Thursday, January 19, 2012

BIRDING - Northern Flicker





The Northern Flicker - (Colaptes auratus)
By Jim Foster

Northern Flickers are unusual among North American woodpeckers in that their general coloration is brown rather than black and white. Their backs are brown with black barring, and their chests and bellies are light tan with prominent clear black spots. Their tails are black, and they have white rumps. There is a broad, black band across the upper chest.

These are the red-shafted found in the west; the other flicker is the yellow-shafted found mostly in the east.

The flight feathers of red-shafted flickers have reddish-orange shafts, and their wings and tail are reddish-orange below. Red-shafted Flickers have gray heads, throats, and napes, and their foreheads are brown. Males have red moustaches; the moustaches of females are pale brown.

Northern Flickers can be found throughout most wooded regions of North America, and they are familiar birds in most suburban environments. They need some open area and do not nest in the middle of dense forests, but they breed in most other forest types.

Unlike other woodpeckers, northern flickers are principally ground feeders, though they also forage on tree trunks and limbs. They have a strongly undulating flight pattern, and they can be easily identified in flight by this pattern and their prominent white rumps.

Northern flickers are known to mostly feed principally on ants and some other insects, fruit, seeds, and berries. The flickers pictured here (taken January 20120 were more interested in my suet feeder and in many cases were aggressive toward competing sparrows.

These birds will typically excavate nesting cavities in dead or diseased pine, cottonwood, or willow trees for nesting sites. Males do most of the excavation with some help from females. Both incubate the 5 to 8 eggs for about 11 days, then brood the newly hatched young for about 4 days more. Both sexes feed the young, which leave the nest after 24 to 27 days. The parents continue to feed the young once they fledge, and soon the young begin to follow the adults to foraging sites and gather their own food.
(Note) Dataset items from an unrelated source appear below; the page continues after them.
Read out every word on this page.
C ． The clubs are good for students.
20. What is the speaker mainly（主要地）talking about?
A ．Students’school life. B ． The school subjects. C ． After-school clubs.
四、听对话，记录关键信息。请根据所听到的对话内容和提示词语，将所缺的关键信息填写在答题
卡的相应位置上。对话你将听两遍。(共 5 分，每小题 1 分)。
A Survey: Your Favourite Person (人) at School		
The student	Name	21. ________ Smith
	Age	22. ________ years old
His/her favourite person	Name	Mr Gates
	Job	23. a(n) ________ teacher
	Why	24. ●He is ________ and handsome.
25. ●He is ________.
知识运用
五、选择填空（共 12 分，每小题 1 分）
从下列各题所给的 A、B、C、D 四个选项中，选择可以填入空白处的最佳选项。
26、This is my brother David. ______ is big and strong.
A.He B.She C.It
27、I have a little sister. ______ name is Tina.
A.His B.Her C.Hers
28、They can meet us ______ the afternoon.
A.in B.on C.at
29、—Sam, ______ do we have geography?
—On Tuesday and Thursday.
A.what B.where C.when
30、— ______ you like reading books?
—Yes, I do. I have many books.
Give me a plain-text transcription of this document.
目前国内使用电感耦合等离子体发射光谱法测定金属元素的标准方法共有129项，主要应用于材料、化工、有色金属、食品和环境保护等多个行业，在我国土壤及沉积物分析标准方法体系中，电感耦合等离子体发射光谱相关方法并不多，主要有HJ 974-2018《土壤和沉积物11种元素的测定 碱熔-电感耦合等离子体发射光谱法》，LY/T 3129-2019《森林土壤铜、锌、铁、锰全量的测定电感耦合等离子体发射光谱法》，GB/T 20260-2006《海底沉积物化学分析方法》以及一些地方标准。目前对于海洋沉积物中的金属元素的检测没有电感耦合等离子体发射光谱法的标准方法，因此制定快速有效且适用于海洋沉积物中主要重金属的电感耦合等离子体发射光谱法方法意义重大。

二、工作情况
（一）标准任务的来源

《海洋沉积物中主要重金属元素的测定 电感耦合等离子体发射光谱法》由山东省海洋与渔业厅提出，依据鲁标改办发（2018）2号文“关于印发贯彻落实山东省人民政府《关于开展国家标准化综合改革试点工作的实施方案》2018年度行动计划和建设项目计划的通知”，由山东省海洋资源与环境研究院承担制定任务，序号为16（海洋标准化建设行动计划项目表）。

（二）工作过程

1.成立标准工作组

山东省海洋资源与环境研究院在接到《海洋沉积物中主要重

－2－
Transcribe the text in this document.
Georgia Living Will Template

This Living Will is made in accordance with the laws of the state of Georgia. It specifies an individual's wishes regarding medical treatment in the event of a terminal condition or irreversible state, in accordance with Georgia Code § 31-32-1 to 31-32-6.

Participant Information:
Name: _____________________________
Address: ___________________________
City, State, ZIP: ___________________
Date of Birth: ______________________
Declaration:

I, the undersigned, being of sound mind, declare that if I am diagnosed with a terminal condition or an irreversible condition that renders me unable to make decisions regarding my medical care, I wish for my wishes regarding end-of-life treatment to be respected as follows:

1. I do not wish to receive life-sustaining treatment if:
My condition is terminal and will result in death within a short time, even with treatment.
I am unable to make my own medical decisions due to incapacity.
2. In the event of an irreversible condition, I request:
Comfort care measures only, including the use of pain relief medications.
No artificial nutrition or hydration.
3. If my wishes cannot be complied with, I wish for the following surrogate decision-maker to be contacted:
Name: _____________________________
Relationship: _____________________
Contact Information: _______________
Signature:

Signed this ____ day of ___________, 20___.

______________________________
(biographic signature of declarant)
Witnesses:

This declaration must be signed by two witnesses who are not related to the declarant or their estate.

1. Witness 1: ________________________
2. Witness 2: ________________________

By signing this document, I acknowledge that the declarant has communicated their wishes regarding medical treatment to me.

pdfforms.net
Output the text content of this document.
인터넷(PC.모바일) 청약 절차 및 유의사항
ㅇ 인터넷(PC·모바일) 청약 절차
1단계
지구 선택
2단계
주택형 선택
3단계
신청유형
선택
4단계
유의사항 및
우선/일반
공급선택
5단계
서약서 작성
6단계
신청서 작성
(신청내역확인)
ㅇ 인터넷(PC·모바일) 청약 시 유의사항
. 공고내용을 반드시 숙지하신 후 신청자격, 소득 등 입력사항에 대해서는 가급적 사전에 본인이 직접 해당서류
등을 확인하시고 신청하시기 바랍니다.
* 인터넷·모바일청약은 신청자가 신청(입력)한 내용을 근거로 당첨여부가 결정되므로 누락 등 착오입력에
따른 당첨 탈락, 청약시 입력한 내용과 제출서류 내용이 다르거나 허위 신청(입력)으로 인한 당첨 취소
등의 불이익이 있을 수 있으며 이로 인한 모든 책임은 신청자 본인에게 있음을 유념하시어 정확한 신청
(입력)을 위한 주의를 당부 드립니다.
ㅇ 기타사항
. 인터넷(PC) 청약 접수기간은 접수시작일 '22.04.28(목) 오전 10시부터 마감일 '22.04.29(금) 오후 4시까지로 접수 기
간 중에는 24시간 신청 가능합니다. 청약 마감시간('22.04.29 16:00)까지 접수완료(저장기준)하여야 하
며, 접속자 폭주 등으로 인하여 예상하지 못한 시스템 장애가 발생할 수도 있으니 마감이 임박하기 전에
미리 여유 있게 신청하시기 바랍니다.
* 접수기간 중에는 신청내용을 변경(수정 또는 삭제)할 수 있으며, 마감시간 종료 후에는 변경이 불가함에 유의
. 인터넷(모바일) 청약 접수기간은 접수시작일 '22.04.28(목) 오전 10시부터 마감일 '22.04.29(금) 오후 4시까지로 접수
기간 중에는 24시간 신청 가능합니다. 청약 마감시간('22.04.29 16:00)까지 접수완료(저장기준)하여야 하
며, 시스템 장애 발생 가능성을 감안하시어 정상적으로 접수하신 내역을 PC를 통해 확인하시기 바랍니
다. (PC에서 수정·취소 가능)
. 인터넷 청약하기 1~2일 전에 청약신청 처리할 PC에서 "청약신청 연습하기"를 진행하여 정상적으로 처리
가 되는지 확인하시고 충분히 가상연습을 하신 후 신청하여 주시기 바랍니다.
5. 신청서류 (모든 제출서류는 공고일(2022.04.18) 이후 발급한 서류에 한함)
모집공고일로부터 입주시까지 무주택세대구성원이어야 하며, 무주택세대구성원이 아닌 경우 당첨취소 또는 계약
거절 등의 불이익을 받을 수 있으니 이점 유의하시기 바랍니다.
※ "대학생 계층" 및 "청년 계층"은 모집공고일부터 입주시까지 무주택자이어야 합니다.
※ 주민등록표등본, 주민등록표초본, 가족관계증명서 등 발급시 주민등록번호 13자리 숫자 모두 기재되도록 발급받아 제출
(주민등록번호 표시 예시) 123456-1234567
Red-shafted flickers tend to over-winter on their breeding grounds or migrate short distances. Flickers have migrated to Washington from Alaska and the northern Rocky Mountains.

The spread of residential development, roads, and the increasing fragmentation of the forest have actually increased the amount of habitat for northern flickers. However slight declines have been observed recently, which may be due to competition with European Starlings for nest holes. This has been the case in my location. Keeping invasive starlings out of nest boxes is a major job.